Larguer les amarres
Une pelleté, puis une autre.
Une pelleté, puis une autre.
Encore une pelleté, et puis une autre encore.
Il se répétait ce mantra à chaque fois que la spatule s’enfonçait dans la terre humide de son jardin.
Les pluies apocalyptiques de ces derniers jours avaient rendu les sols meubles, presque fondants comme un gâteau au chocolat. A cette pensée, une image mentale du dernier gâteau d’anniversaire de Lucas lui envahit l’esprit. Il eut un haut le cœur et arrêta son entreprise d’excavation. Du coin de l’œil, il le voyait, là, juste derrière lui. Il se remit au travail.
Une pelleté, puis une autre.
Une pelleté, puis une autre.
Une pelleté…c’était le prix de sa liberté.

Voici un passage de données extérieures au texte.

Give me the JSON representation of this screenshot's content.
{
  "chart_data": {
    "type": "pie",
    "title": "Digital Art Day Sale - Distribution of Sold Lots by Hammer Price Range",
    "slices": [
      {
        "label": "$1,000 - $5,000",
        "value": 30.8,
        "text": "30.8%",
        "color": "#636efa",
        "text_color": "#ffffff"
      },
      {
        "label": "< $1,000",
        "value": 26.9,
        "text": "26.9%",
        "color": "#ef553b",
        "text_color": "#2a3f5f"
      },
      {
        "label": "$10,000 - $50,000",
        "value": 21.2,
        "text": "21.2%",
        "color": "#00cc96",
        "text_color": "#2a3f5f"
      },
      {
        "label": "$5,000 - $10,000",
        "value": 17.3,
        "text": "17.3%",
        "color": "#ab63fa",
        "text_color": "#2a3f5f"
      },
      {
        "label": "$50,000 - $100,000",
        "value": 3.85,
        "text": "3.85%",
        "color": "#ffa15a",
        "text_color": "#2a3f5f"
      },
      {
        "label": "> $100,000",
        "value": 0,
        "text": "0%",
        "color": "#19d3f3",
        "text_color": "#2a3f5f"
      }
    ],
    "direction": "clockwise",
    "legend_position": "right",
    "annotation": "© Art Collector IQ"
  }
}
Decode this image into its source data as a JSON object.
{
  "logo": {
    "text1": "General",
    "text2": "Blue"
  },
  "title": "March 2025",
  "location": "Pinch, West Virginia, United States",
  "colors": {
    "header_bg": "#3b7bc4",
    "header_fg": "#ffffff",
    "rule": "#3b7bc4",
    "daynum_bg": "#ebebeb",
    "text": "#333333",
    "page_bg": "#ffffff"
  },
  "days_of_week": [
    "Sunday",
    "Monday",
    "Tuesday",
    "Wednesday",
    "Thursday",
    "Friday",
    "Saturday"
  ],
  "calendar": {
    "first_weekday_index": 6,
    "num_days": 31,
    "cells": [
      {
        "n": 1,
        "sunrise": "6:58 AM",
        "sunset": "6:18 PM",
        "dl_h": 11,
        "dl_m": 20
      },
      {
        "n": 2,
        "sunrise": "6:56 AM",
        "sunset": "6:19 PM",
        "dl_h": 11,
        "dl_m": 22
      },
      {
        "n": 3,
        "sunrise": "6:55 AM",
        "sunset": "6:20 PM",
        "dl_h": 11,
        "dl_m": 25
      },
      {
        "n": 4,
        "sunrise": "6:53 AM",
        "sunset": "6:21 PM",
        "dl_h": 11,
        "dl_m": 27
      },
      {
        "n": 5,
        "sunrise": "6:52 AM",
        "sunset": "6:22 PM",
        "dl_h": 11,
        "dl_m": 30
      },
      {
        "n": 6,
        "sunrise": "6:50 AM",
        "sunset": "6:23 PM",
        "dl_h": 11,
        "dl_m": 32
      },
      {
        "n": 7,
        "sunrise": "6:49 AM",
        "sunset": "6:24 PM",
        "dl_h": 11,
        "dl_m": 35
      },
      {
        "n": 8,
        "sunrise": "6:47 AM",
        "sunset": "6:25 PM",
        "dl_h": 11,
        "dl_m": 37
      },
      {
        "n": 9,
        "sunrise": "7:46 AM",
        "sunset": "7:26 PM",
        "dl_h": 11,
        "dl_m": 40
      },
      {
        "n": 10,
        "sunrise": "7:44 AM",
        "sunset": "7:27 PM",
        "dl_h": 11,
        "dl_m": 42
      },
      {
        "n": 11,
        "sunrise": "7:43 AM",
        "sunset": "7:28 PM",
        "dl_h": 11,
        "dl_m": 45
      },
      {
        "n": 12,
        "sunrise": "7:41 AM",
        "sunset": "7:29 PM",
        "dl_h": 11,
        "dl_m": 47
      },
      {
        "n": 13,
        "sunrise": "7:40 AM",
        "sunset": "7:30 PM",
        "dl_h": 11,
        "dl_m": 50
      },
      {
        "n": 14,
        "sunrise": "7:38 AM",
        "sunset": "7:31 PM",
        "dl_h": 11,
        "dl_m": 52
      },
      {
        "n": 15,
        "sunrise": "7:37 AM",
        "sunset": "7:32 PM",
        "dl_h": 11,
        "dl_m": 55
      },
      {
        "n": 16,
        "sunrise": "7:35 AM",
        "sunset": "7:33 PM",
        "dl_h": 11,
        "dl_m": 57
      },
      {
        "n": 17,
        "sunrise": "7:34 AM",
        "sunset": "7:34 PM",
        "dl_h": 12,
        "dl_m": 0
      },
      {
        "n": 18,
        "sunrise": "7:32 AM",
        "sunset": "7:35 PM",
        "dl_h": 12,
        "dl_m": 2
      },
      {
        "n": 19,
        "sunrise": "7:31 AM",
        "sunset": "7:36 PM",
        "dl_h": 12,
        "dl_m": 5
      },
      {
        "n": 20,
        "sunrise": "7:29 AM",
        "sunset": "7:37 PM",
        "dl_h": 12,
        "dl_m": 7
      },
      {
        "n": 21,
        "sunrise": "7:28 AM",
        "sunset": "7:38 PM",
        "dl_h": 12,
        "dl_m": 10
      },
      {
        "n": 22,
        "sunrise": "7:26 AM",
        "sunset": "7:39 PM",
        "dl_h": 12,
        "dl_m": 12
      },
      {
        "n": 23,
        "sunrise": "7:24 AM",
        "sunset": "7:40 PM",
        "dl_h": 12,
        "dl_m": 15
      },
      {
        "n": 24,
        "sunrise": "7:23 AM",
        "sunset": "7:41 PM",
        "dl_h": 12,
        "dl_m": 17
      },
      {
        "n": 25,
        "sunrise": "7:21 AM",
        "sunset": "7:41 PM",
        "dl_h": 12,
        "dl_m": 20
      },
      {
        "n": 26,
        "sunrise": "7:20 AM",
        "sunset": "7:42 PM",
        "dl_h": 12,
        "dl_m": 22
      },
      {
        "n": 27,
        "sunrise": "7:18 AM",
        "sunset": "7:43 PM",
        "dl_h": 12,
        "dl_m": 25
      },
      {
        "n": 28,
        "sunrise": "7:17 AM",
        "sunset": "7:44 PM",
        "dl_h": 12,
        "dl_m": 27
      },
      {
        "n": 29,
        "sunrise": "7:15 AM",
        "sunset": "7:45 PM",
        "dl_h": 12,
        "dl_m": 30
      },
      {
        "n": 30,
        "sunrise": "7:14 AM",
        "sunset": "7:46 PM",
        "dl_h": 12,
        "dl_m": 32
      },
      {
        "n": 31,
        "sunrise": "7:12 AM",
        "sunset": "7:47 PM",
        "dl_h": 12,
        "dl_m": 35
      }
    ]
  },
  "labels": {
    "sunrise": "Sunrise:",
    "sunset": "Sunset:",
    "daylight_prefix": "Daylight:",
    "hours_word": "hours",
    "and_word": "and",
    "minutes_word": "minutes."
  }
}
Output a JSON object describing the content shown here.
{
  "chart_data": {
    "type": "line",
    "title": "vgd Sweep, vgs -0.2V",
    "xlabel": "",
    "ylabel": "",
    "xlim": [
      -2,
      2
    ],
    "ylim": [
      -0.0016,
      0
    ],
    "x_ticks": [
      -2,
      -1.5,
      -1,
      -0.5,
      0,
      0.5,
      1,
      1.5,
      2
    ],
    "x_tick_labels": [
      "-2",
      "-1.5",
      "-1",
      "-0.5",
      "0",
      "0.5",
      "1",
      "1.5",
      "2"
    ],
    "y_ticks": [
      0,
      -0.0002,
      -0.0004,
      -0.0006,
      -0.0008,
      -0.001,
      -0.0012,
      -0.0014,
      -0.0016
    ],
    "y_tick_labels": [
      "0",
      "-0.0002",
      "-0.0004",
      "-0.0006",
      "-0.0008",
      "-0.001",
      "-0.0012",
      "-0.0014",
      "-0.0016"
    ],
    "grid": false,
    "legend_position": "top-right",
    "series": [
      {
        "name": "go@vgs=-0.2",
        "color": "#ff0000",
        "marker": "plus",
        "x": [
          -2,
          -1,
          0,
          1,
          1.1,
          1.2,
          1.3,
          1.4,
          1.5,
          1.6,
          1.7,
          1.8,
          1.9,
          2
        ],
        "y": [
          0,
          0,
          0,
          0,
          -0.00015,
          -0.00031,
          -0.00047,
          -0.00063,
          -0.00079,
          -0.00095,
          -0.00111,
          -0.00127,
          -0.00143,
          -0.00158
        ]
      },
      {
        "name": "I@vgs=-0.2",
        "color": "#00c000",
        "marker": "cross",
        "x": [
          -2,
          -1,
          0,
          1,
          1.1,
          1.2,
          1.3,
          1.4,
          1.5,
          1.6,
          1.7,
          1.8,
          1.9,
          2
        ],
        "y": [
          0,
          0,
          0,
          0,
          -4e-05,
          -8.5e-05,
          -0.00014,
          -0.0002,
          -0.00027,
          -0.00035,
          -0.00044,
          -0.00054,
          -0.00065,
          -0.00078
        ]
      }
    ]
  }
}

Une pelleté…c’est tout ce qu’il avait trouvé dans le garage quand, paniqué, il avait cherché de quoi creuser : la pelle de plage de Lucas. Un simple jouet qui le ramenait à ces dernières vacances en bord de mer. Sans elle. Sans la mère…il avait perdu le cap, avait échoué, s’était noyé puis avait coulé. Définitivement. En ce soir de printemps. Sa vie avait sombré. Il avait perdu pied face à la tempête qui s’annonçait.
Lorsqu’il jugea le trou assez grand et assez profond, il se retourna. De ses yeux rougis et exorbités il contempla le petit corps. Puis, le prenant délicatement, il le posa au creux de ce qui serait la dernière demeure de Lucas. Sans réfléchir, il jeta la pelle de plage de son fils dans la tombe puis ramena la terre avec ses mains jusqu’à ce que le sol soit de nouveau aplani.
Son travail terminé, il resta quelques minutes immobile. Il s’avança juste à l’endroit où il venait d’enterrer Lucas puis regarda les étoiles dans le ciel funeste.
Il devait désormais mettre les voiles, libre de toute attache.